Whatever that is at least midway clinical about Atlantis, Hermes Trismegistus, the wise stones, the Holy Grail, Paracelsus, the Hermetic Order of the Golden Dawn, stone circles or UFOs makes me daydream. For instance, I want to invest more time on works by Frances Yates, the pioneering scholar of the Renaissance occult, in addition to with James George Frazer's "The Golden Bough", his often despised but irresistibly entertaining research study of misconceptions, magic and faith (go do not miss out on "Adonis, Attis, Osiris").
This is also where I have actually tossed some lessons away about the Arthur books, "The Arabian Nights" and the world's folk tales and experiences. The Latest Info Found Here of it I have actually read all by Marina Warner however one can never ever understand enough about these archetypal stories. The story continues below the advertisement In truth, a lot of my favorite books, such as Robert Graves' "The White Goddess," combine the found out and the imaginative, which is why I expect to take pleasure in Margaret Murray's feminist fantasy, "The Witch's Cult in Western Europe." As it is, I have skimmed, but want to ultimately check out all of Montague Summers' pathologically extreme studies of witches, vampires, and monsters, after which it will be the turn of "Devil Worship in France," by popular occultist AE Waite, co-creator of Rider-Waite Tarot deck.

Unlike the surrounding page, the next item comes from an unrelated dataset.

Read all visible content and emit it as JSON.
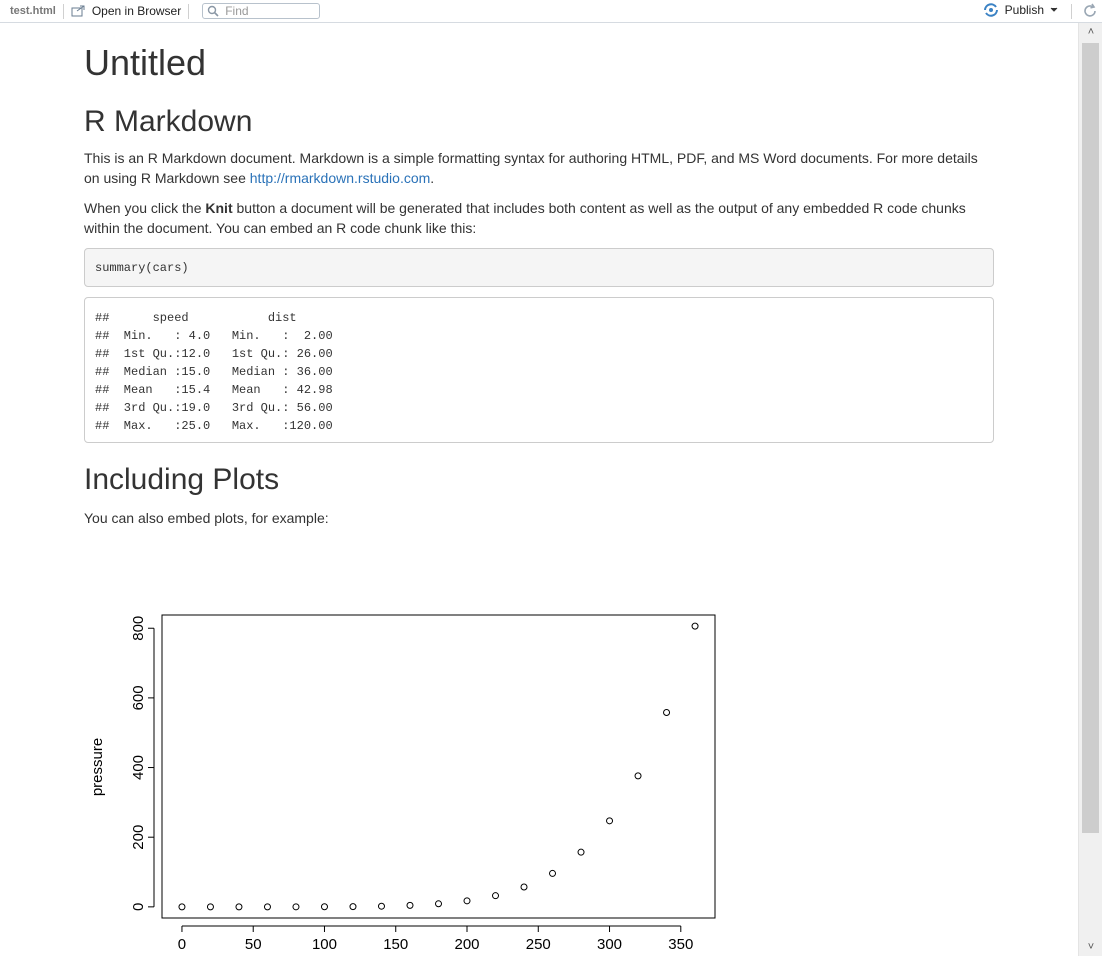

One day, offered the world enough and time, I will gladly browse ER Chamberlin's "The Bad Popes", Bernard J. Bamberger's "Fallen Angels", Sax Rohmer's "The Romance of Sorcery", the Celtic scholar Peter Berresford Ellis' "The Druids ". "," Christina Holes' "Witchcraft in England" (illustrated by Mervyn Peake!) And WB Seabrook's "The Magic Island", the latter is a flamboyant mind-blowing story about Haitian culture and folklore, with a notorious chapter on zombies entitled "Dead Guy Operating In Walking Stick Fields.